SAVERIN: The upside of upside down

In June, I flew 6,000 miles home. I walked past the gates and newspaper vendors of LaGuardia Airport until I found my mother in the baggage claim, with arms outstretched. We hugged and waited for my backpack to pass us by on the conveyer belt. It didn’t take long for the stimuli in the room to became dizzying, though: the intercom announcements, the reuniting families, the spin of the conveyer belt, the newly turned on and buzzing phone, the parental questions about all I had done for the past couple months and all I was about to do in the next few days. I looked around the carousels of luggage and searched for one thing: a place to do a headstand.

I still search for those places, wherever I am.
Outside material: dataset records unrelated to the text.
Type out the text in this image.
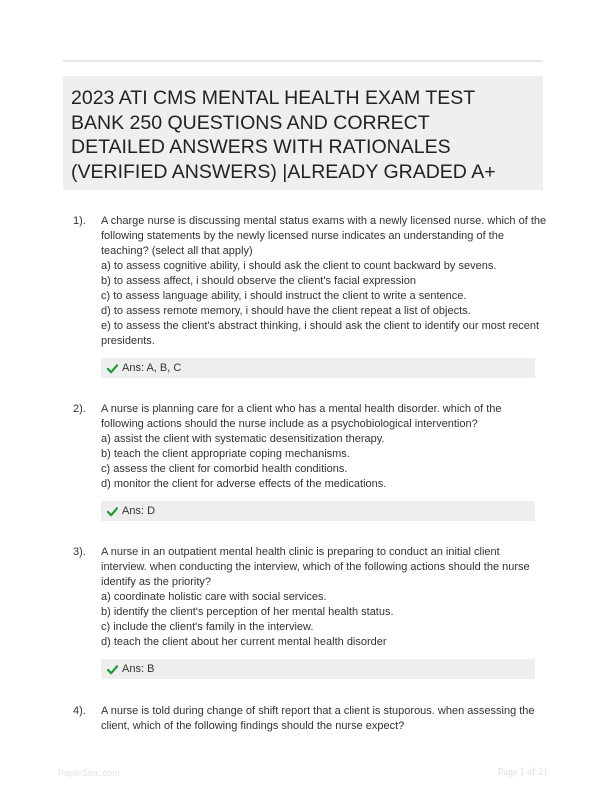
2023 ATI CMS MENTAL HEALTH EXAM TEST
BANK 250 QUESTIONS AND CORRECT
DETAILED ANSWERS WITH RATIONALES
(VERIFIED ANSWERS) |ALREADY GRADED A+
1). A charge nurse is discussing mental status exams with a newly licensed nurse. which of the
following statements by the newly licensed nurse indicates an understanding of the
teaching? (select all that apply)
a) to assess cognitive ability, i should ask the client to count backward by sevens.
b) to assess affect, i should observe the client's facial expression
c) to assess language ability, i should instruct the client to write a sentence.
d) to assess remote memory, i should have the client repeat a list of objects.
e) to assess the client's abstract thinking, i should ask the client to identify our most recent
presidents.
Ans: A, B, C
2). A nurse is planning care for a client who has a mental health disorder. which of the
following actions should the nurse include as a psychobiological intervention?
a) assist the client with systematic desensitization therapy.
b) teach the client appropriate coping mechanisms.
c) assess the client for comorbid health conditions.
d) monitor the client for adverse effects of the medications.
Ans: D
3). A nurse in an outpatient mental health clinic is preparing to conduct an initial client
interview. when conducting the interview, which of the following actions should the nurse
identify as the priority?
a) coordinate holistic care with social services.
b) identify the client's perception of her mental health status.
c) include the client's family in the interview.
d) teach the client about her current mental health disorder
Ans: B
4). A nurse is told during change of shift report that a client is stuporous. when assessing the
client, which of the following findings should the nurse expect?
PaperStoc.com	Page 1 of 21
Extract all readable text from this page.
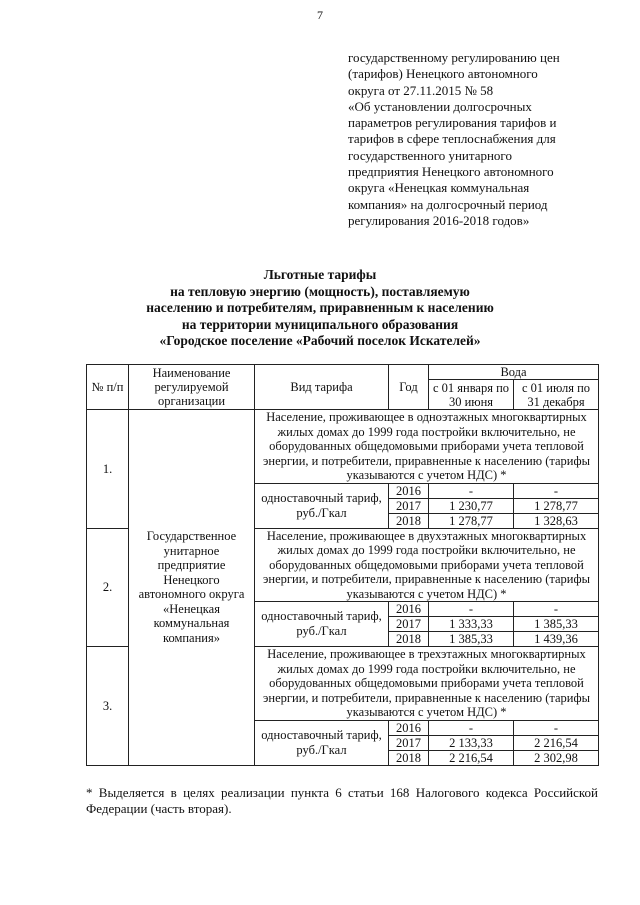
7
государственному регулированию цен
(тарифов) Ненецкого автономного
округа от 27.11.2015 № 58
«Об установлении долгосрочных
параметров регулирования тарифов и
тарифов в сфере теплоснабжения для
государственного унитарного
предприятия Ненецкого автономного
округа «Ненецкая коммунальная
компания» на долгосрочный период
регулирования 2016-2018 годов»
Льготные тарифы
на тепловую энергию (мощность), поставляемую
населению и потребителям, приравненным к населению
на территории муниципального образования
«Городское поселение «Рабочий поселок Искателей»
№ п/п	Наименование регулируемой организации	Вид тарифа	Год	Вода	
				с 01 января по 30 июня	с 01 июля по 31 декабря
1.	Государственное унитарное предприятие Ненецкого автономного округа «Ненецкая коммунальная компания»	Население, проживающее в одноэтажных многоквартирных жилых домах до 1999 года постройки включительно, не оборудованных общедомовыми приборами учета тепловой энергии, и потребители, приравненные к населению (тарифы указываются с учетом НДС) *			
		одноставочный тариф, руб./Гкал	2016	-	-
			2017	1 230,77	1 278,77
			2018	1 278,77	1 328,63
2.		Население, проживающее в двухэтажных многоквартирных жилых домах до 1999 года постройки включительно, не оборудованных общедомовыми приборами учета тепловой энергии, и потребители, приравненные к населению (тарифы указываются с учетом НДС) *			
		одноставочный тариф, руб./Гкал	2016	-	-
			2017	1 333,33	1 385,33
			2018	1 385,33	1 439,36
3.		Население, проживающее в трехэтажных многоквартирных жилых домах до 1999 года постройки включительно, не оборудованных общедомовыми приборами учета тепловой энергии, и потребители, приравненные к населению (тарифы указываются с учетом НДС) *			
		одноставочный тариф, руб./Гкал	2016	-	-
			2017	2 133,33	2 216,54
			2018	2 216,54	2 302,98
* Выделяется в целях реализации пункта 6 статьи 168 Налогового кодекса Российской Федерации (часть вторая).
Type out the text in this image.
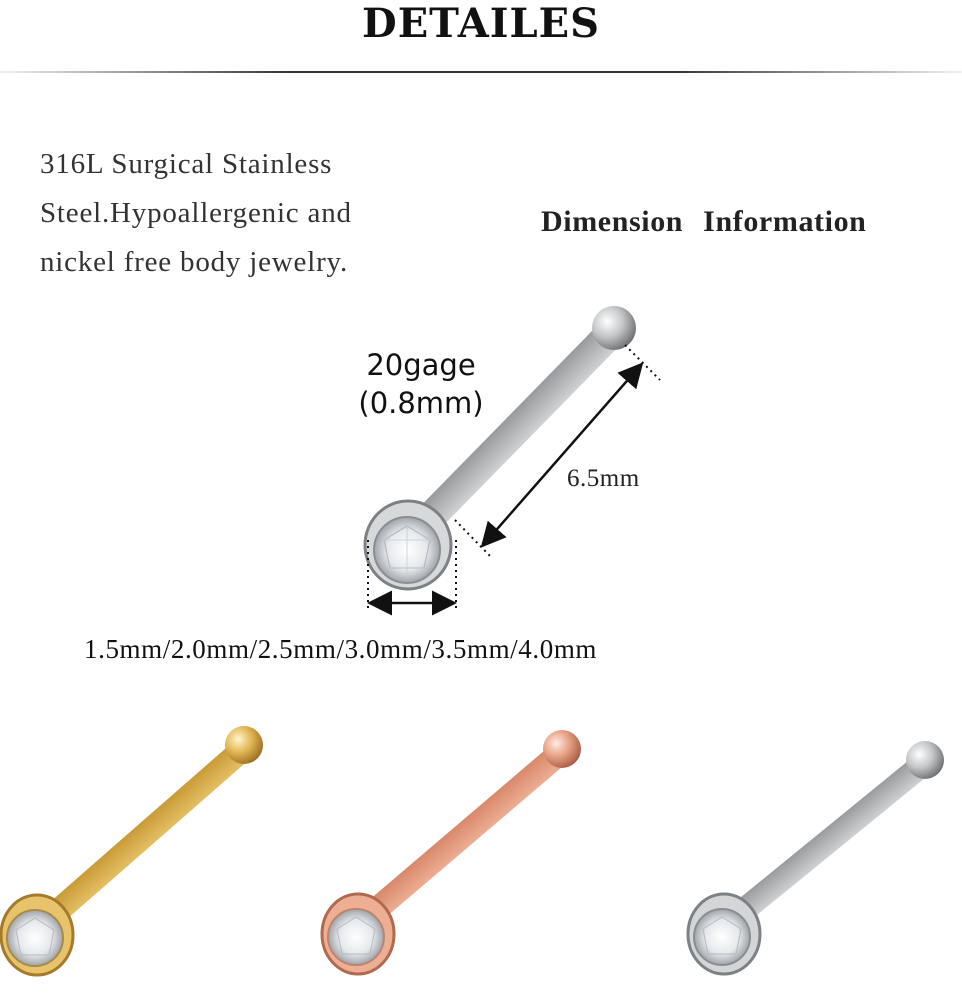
DETAILES
316L Surgical Stainless
Steel.Hypoallergenic and
nickel free body jewelry.
Dimension Information
20gage
(0.8mm)
6.5mm
1.5mm/2.0mm/2.5mm/3.0mm/3.5mm/4.0mm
I sneak out of the reading room in Sterling. I take momentary leaves from dinner parties. I excuse myself from dates, slip outside of classrooms and explore random hallways of train stations. I look for a smooth patch of ground. I have used my secret spot in Bass, spongy grass outside a friend’s home, an untrafficked corner of a restaurant. I kneel, cradle the back of my skull with interlaced fingers and push the top of my head into the earth. My tailbone lifts; my knees unfold toward the sky. I press my heels up, push my legs together and pull my ribs in. I exhale. Upside down, I return to one simple focus: Don’t topple over.

My first yoga teacher taught me this trick when I was a kid. She said that if I ever felt overwhelmed, I could just lift a leg. Every part of my being would become so focused on not falling while in a balancing pose, she told me, that anything else — hyperactivity, distractedness, exhaustion, anticipation, fear, overstimulation, excitement, anxiety — would fade from my thoughts. Since then, many balancing poses have become my refuge. Headstands, more than the other ones, pull the entirety of my focus out of my surroundings and into my feet. If I look at something for too long, I can’t see it anymore. Until I see it upside down.

I used to look in wonder when some folks could just pop up into one at the end of a yoga class. There were many weeks on my way to upside down that involved practicing in a field. All afternoon, I would fall over myself to the amusement of passers-by. The pose didn’t make sense; I kicked up and my legs flipped backward, spiraled in various directions or dropped quickly to the ground.

My legs may still get shaky when sticking straight up in the air, but I have since learned how to narrow my world to one singular focus: Don’t topple over.

I’m usually bad with that kind of thing. I swerve when I walk, scrape my knees when I run and slap nearby strangers when I dance. One mentor once described my mode of operation as “reckless striving.”

This striving usually means striding away from the things that overwhelm me: to the trails of East Rock where the branches blot out the city behind them, to a yoga studio where gauzy curtains filter away the orange streetlights outside, to any shoreline I can find, even murky New Haven harbors, where my ears fill up with water and my eyes can squeeze shut.

When I stand upside down, I feel no need to be anywhere besides where I am. I forget about limits all together and remember that everything I need is in my bones; I just have to pay attention to them. I have to become aware of even the small ones, align and stack them, and breathe.

In many situations, aligning your bones such that your head is on the ground and feet are in the air is a weird thing to do, but in my experience, most things worth doing are weird.

Finding calm doesn’t always have to entail going upside down, though. Even when I just stand up, truly stand, with my shoulder blades pressing onto my back, my feet pushing into the earth, my chin lifting, it feels like I’m balancing.

In both situations, and many more, it just takes asking the question — what do I need at this very moment? — and answering it, even when that might mean standing on my head in the baggage claim of an airport. The worst thing that could happen is I topple onto the floor, then get back up again.